The Biden administration ended up releasing some of those key documents.
“These questions of empire and the record of the U.S. in Latin America were things that she was very familiar with and wanted to explore more,” said Alex Main, the director of international policy at the Center for Economic and Policy Research, who accompanied Ocasio-Cortez on the delegation.
“Latin America is what it is today in part as a result of U.S. policies in those countries.”
During the trip, Ocasio-Cortez heard about the harms of U.S. sanctions in Latin America, according to aides who traveled with her and spoke on the condition of anonymity to offer candid insights on the delegation.
Since then, Ocasio-Cortez has continued to highlight the negative effects of sanctions on civilians from Cuba to Venezuela.
In a 2023 statement, she called on Biden to “re-examine policy towards Latin America, and stop contributing to the destabilization that drives migration,” mentioning sanctions on Venezuelan President Nicolás Maduro.
Since the U.S. capture of Maduro in January, Ocasio-Cortez has lambasted the Trump administration’s intervention in the country.

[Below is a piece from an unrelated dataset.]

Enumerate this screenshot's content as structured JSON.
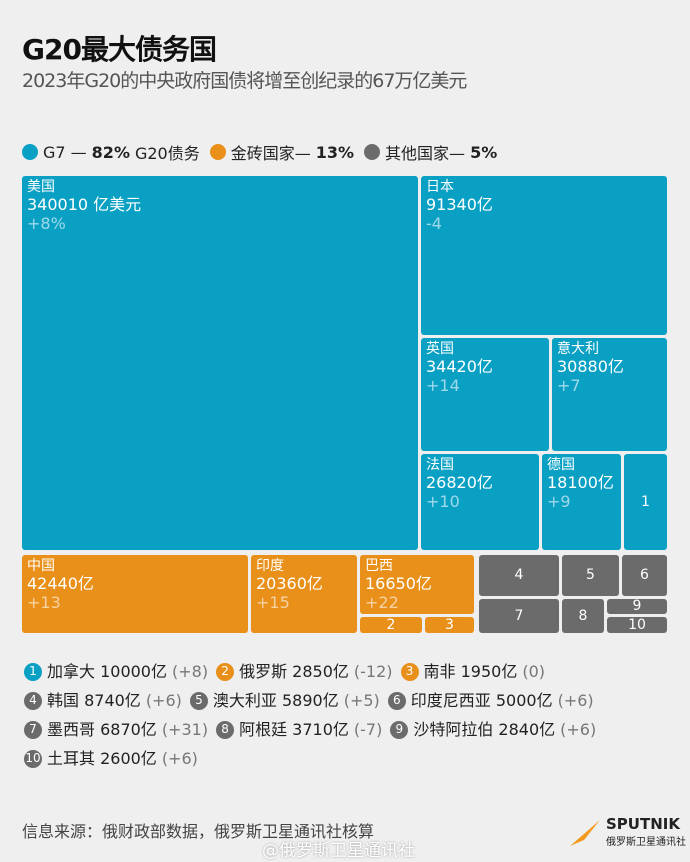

“It’s about oil and regime change,” she posted on social media.
In 2023, Ocasio-Cortez met with Cuban President Miguel Díaz-Canel on the sidelines of the U.N.
General Assembly, according to a former congressional aide who spoke on the condition of anonymity to maintain relationships—a previously unreported meeting.
She has been consistent in her criticism of the U.S. sanctions on Cuba and has amplified her criticism this year as the Trump administration implemented a harsh blockade.
“This is what we’ve seen with Gaza—this is a new era of depravity opened up, where there used to be, or there was this stated commitment on human rights that innocent civilians were almost exempt from the rules of war, from blockades,” Ocasio-Cortez told a reporter.
She has connected Palestine to broader foreign-policy failures of the Washington establishment, such as an overreliance on military interventions and economic sanctions to achieve U.S. aims.
In Munich, Ocasio-Cortez was joined at a press conference by Crow, the Colorado representative.
They advocated a working-class approach to foreign policy.
Crow grew up in a Republican family in Wisconsin and thinks that Ocasio-Cortez’s populist message could get the buy-in of Trump voters.
Polls show that Americans want a less militaristic approach to the world that prioritizes diplomacy, cuts back on sanctions, and scales back the defense budget.
Some Democratic congressional leaders are stuck in the old way of doing foreign policy, which may be why they ceded the antiwar lane to Trump in the 2024 election.
But the deeply unpopular Iran war may provide Ocasio-Cortez a path to lead her party out of the wilderness—in the midterms and beyond.
Eventually, that effort might also help her seek higher office.
“We want to build a new foreign-policy infrastructure and vision,” Crow said, “to put Americans, and working-class Americans in particular, back in charge.”